Bose’s response to the lawsuit, emailed to me by a company spokeswoman, is both overwrought and suspiciously narrow. It calls Zak’s allegations “inflammatory” and “misleading,” and adds as a message to customers: “In the Bose Connect App, we don’t wiretap your communications, we don’t sell your information, and we don’t use anything we collect to identify you — or anyone else — by name.”
This statement obviously acknowledges that the app collects something, but doesn’t say what. My request to Bose for details went unanswered. The statement’s reference to wiretapping is legalistic, since Zak filed his lawsuit under the federal Wiretap Act, but the actions he describes aren’t what most people think of as wiretapping.
Bose says it doesn’t “sell” customers’ information, but the fine print in the app disclosures states, “We may partner with certain third parties” to collect user information and “engage in analysis, auditing, research, and reporting.” That sounds as though it’s placing a very precise definition on the word “sell.” Among the partners disclosed by Bose is a company called Segment, which as Zak states in his lawsuit, is a data-mining firm that helps companies collect and use customer information.
“From time to time,” the policy says, “Bose may share anonymized and aggregated information about app users.”
The disclosure doesn’t specify that the app collects information about the music files being heard through the phones, which is the crux of Zak’s lawsuit. (He doesn’t say what makes him think this is part of the information stream being collected.) Zak asserts that even a small amount of “anonymized” personal data can speak volumes about a user. “For example, a person that listens to Muslim prayer services through his headphones or speakers is very likely a Muslim, a person that listens to the Ashamed, Confused, And In The Closet podcast is very likely a homosexual in need of a support system.” He’s right.

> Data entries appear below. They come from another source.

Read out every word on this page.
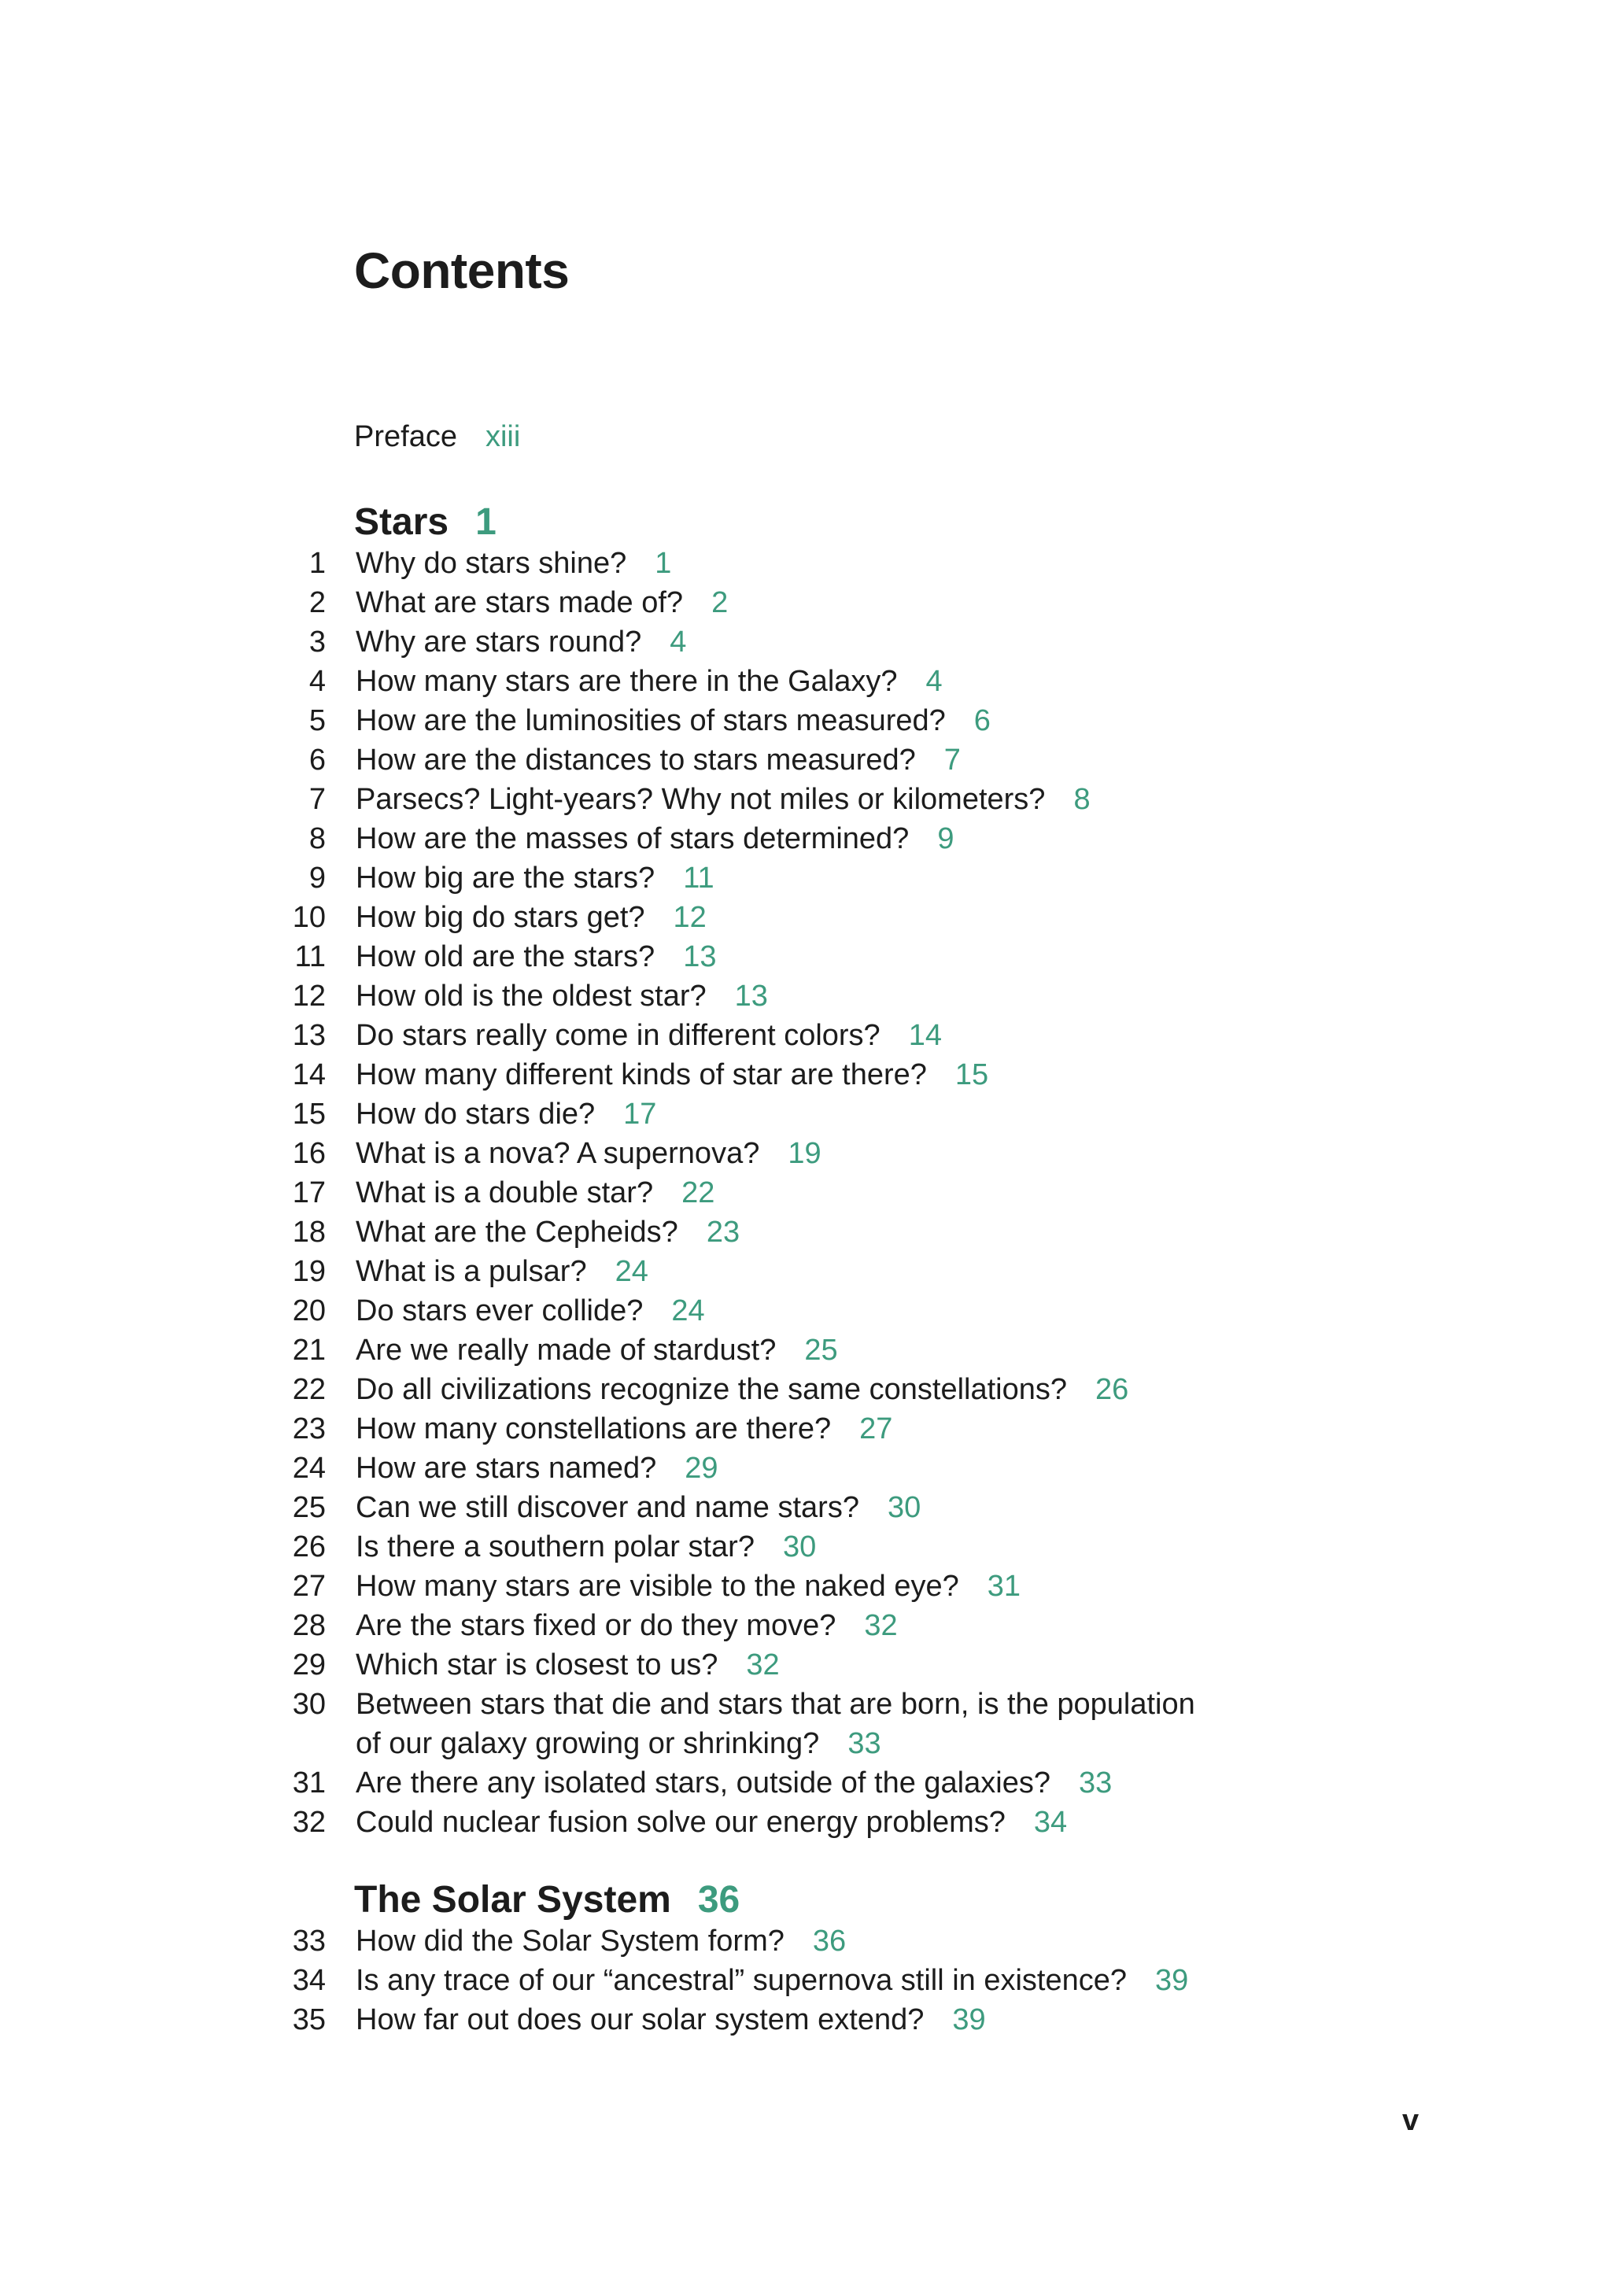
Contents
Preface xiii
Stars 1
1 Why do stars shine? 1
2 What are stars made of? 2
3 Why are stars round? 4
4 How many stars are there in the Galaxy? 4
5 How are the luminosities of stars measured? 6
6 How are the distances to stars measured? 7
7 Parsecs? Light-years? Why not miles or kilometers? 8
8 How are the masses of stars determined? 9
9 How big are the stars? 11
10 How big do stars get? 12
11 How old are the stars? 13
12 How old is the oldest star? 13
13 Do stars really come in different colors? 14
14 How many different kinds of star are there? 15
15 How do stars die? 17
16 What is a nova? A supernova? 19
17 What is a double star? 22
18 What are the Cepheids? 23
19 What is a pulsar? 24
20 Do stars ever collide? 24
21 Are we really made of stardust? 25
22 Do all civilizations recognize the same constellations? 26
23 How many constellations are there? 27
24 How are stars named? 29
25 Can we still discover and name stars? 30
26 Is there a southern polar star? 30
27 How many stars are visible to the naked eye? 31
28 Are the stars fixed or do they move? 32
29 Which star is closest to us? 32
30 Between stars that die and stars that are born, is the population
of our galaxy growing or shrinking? 33
31 Are there any isolated stars, outside of the galaxies? 33
32 Could nuclear fusion solve our energy problems? 34
The Solar System 36
33 How did the Solar System form? 36
34 Is any trace of our “ancestral” supernova still in existence? 39
35 How far out does our solar system extend? 39
v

Zak’s lawsuit points to the growing privacy issues of the so-called Internet of Things: Our household devices are increasingly enabled to collect data about their surroundings, and us, and transmit it to manufacturers, service providers their commercial partners. These abilities are invariably portrayed as boons to the consumer, but more often than not they’re useless to anyone except the firms poised to exploit the information.
It’s hopeless to look to government to put a leash on this activity, especially under the current political regime. Last month, the Republican Congress voted to scrap Internet privacy rules, which will allow Internet service providers to sell the personal data they collect about their customers — browsing habits, apps, their travels with mobile devices — to any other buyers, even without customer permission. President Trump’s Federal Communications Commission, under its new chairman, Ajit Pai, is scrapping privacy protections instituted under his Democratic predecessor.

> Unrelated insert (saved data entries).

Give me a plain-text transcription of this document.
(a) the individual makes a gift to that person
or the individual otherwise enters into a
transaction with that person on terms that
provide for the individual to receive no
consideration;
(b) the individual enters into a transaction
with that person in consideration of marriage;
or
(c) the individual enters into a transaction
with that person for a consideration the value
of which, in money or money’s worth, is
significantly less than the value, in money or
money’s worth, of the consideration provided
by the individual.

And that’s leaving aside other known hazards of our Internet-connected devices, including their vulnerability to being hijacked by hackers and used for mischief or crime.

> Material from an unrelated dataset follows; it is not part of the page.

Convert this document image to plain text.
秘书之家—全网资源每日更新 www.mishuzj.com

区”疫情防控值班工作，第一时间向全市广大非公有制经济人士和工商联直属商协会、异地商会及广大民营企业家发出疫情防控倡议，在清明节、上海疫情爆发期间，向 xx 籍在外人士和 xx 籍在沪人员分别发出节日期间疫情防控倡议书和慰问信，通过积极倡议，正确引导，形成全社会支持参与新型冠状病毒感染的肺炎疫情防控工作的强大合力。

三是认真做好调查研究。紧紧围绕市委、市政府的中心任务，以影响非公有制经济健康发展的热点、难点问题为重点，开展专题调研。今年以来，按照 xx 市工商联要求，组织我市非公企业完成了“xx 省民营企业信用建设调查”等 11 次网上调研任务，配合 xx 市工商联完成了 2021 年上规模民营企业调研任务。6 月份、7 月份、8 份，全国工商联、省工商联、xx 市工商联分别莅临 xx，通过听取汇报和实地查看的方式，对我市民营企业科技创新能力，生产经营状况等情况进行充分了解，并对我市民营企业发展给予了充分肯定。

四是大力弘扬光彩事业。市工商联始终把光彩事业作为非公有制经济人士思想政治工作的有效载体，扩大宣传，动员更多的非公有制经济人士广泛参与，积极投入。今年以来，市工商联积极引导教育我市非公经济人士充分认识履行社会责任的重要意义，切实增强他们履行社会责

Let’s be clear about a few things here. There’s absolutely no reason for Bose to collect any information whatsoever about users of its headphones or other devices. Most of what it claims to need pertains to its app, which isn’t needed to use the headphones. Its disclosure policy says it may use its collected information “to respond to subpoenas [or] court orders, … to investigate … illegal activities, … to facilitate the financing, securitization, insuring, sale … or other disposal of its business.” Some of this is none of Bose’s business, and some of it is not the users’ problem.
As for the app, it’s one of the more underwhelming on my smartphone. It allows me to connect the headphones by Bluetooth to my phone, computer or music player and to adjust the volume, but buttons on the headphones do that. It tells me how much charge is left on the headphones, but a voice prompt does that every time I switch them on. That’s about it.
But the app’s uselessness shows the best way to shut down Bose’s invasion of my privacy. As soon as I type the last word of this post, I’m deleting it forever.